Nold360 commented 4 years ago

ToDo:

Roles

We need a role for every component of the infrastructure:

[ ] backup: I will most likely use borgbackup for this. But i havn't found a nice role, yet. might build my own.
[x] common: Packages & stuff for all servers
[x] sudo: .. configures sudo
[ ] gateway: FF-Gateway docker configuration & routing
- [ ] Including: docker-containers, routing & other services
[ ] jool: Clones module & docker git. Builds/installs module when module unavailable, same for the container. WIP
[x] docker: installs docker
[ ] ssh: configures sshd
[ ] users: adds admin users & their ssh-keys from https://github.com/FreifunkMD/ffmd-ssh-keys
[ ] monitor[ing] - I would use icinga2 for this.
- [ ] client configuration
- [ ] server configuration
[ ] network: Set IPs, Forwardings, GRE-Tunnel?, ...?
[ ] ...?

Firewall can be managed using an external "ufw"-Role.

Everybody loves docs!

How/where do we execute ansible playbooks? To prevent the application of non-upstream changes, this should be automatically done. How do you do that with ansible?
- My first guess would be to use a CI and incl. a branching concept, so feature-branches get applied to dev/test-nodes and not production. I'm used to Gitlab-CI, but to keep independence from the version control system we should use something else. I heart a lot of bad things about jenkins, still everybody seems to be using it...
I've will migrate https://github.com/penguineer/ansible into this.
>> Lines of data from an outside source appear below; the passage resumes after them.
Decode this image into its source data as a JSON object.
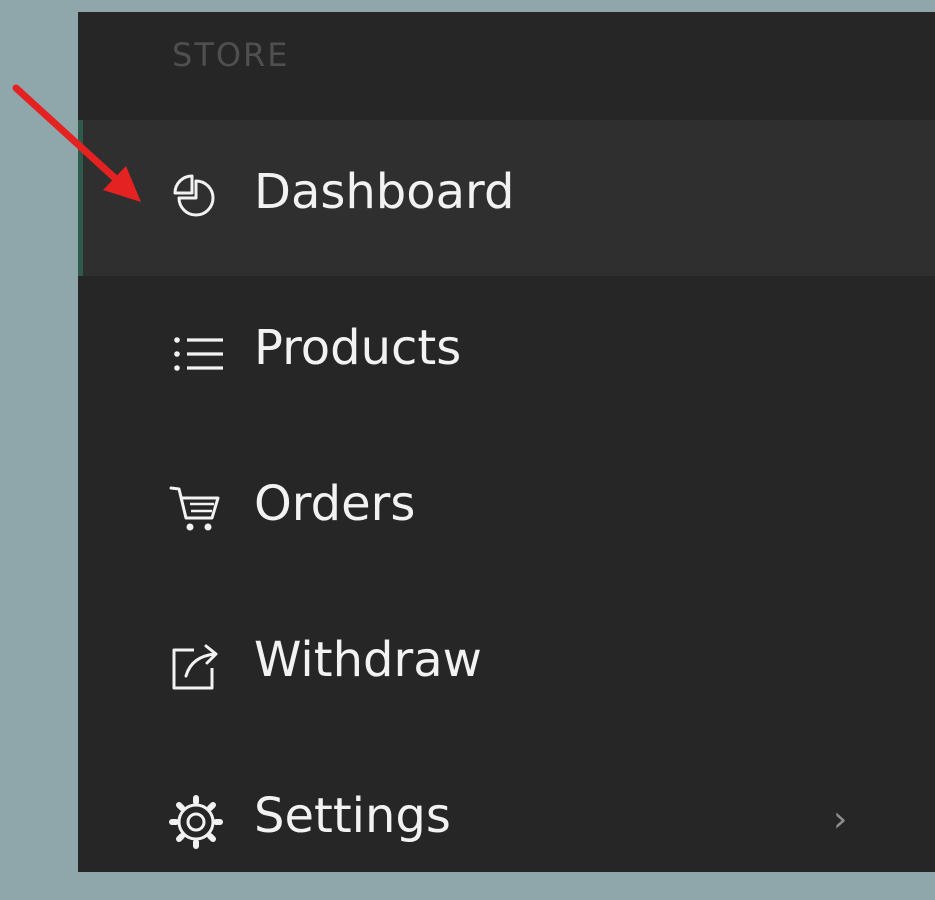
{
  "sidebar": {
    "section_title": "STORE",
    "items": [
      {
        "label": "Dashboard",
        "icon": "pie-chart-icon",
        "active": true
      },
      {
        "label": "Products",
        "icon": "list-icon",
        "active": false
      },
      {
        "label": "Orders",
        "icon": "cart-icon",
        "active": false
      },
      {
        "label": "Withdraw",
        "icon": "external-link-icon",
        "active": false
      },
      {
        "label": "Settings",
        "icon": "gear-icon",
        "active": false,
        "submenu_icon": "chevron-right-icon"
      }
    ]
  },
  "colors": {
    "background": "#8fa6ab",
    "sidebar": "#262626",
    "active_item": "#2f2f2f",
    "active_indicator": "#2f5a49",
    "text": "#f2f2f2",
    "section_title": "#4f4f4f",
    "annotation_arrow": "#e52222"
  }
}
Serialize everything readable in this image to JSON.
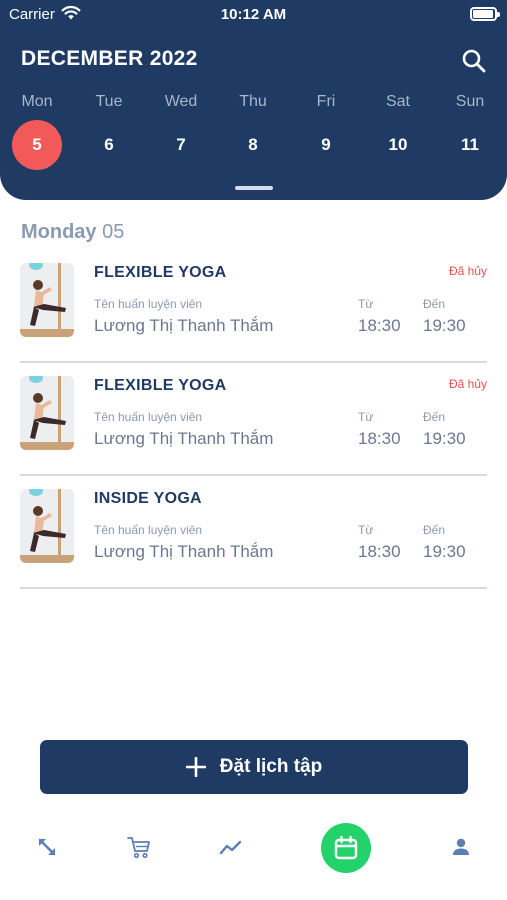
{
  "status_bar": {
    "carrier": "Carrier",
    "time": "10:12 AM"
  },
  "header": {
    "month": "DECEMBER 2022",
    "weekdays": [
      "Mon",
      "Tue",
      "Wed",
      "Thu",
      "Fri",
      "Sat",
      "Sun"
    ],
    "dates": [
      "5",
      "6",
      "7",
      "8",
      "9",
      "10",
      "11"
    ],
    "selected_date": "5"
  },
  "day_label": {
    "weekday": "Monday",
    "day": "05"
  },
  "sessions": [
    {
      "title": "FLEXIBLE YOGA",
      "status": "Đã hủy",
      "trainer_label": "Tên huấn luyện viên",
      "trainer": "Lương Thị Thanh Thắm",
      "from_label": "Từ",
      "from_time": "18:30",
      "to_label": "Đến",
      "to_time": "19:30"
    },
    {
      "title": "FLEXIBLE YOGA",
      "status": "Đã hủy",
      "trainer_label": "Tên huấn luyện viên",
      "trainer": "Lương Thị Thanh Thắm",
      "from_label": "Từ",
      "from_time": "18:30",
      "to_label": "Đến",
      "to_time": "19:30"
    },
    {
      "title": "INSIDE YOGA",
      "status": "",
      "trainer_label": "Tên huấn luyện viên",
      "trainer": "Lương Thị Thanh Thắm",
      "from_label": "Từ",
      "from_time": "18:30",
      "to_label": "Đến",
      "to_time": "19:30"
    }
  ],
  "book_button": {
    "label": "Đặt lịch tập"
  },
  "tab_bar": {
    "tabs": [
      "expand-icon",
      "cart-icon",
      "trend-icon",
      "calendar-icon",
      "user-icon"
    ],
    "active": "calendar-icon"
  },
  "colors": {
    "primary": "#1f3a63",
    "selected_day": "#f25a5a",
    "cancelled": "#e84f4f",
    "active_tab": "#23d26a"
  }
}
What else do we need to configure/manage?

Nold360 commented 4 years ago

The AWX "Tower" is free software, too. But maybe oversized? https://github.com/ansible/awx

penguineer commented 4 years ago

There is also https://github.com/FreifunkMD/ansible/pull/1 and another ffmd ansible repository. We should sort those out, too.

Nold360 commented 4 years ago

There is also #1 and another ffmd ansible repository. We should sort those out, too.

Absolutely & I've already started integrating #1 :) //Edit: oh seems like i'm already done..

penguineer commented 4 years ago

I propose splitting up the bootstrap role into three:

Basic setup that needs to be done only once
Setting up users (which might be repeated when the user base or their keys change)
Locking the root account (which should be done from one of the user accounts to make sure setting up the users went okay before closing down the root account. Otherwise the machine is bricked.)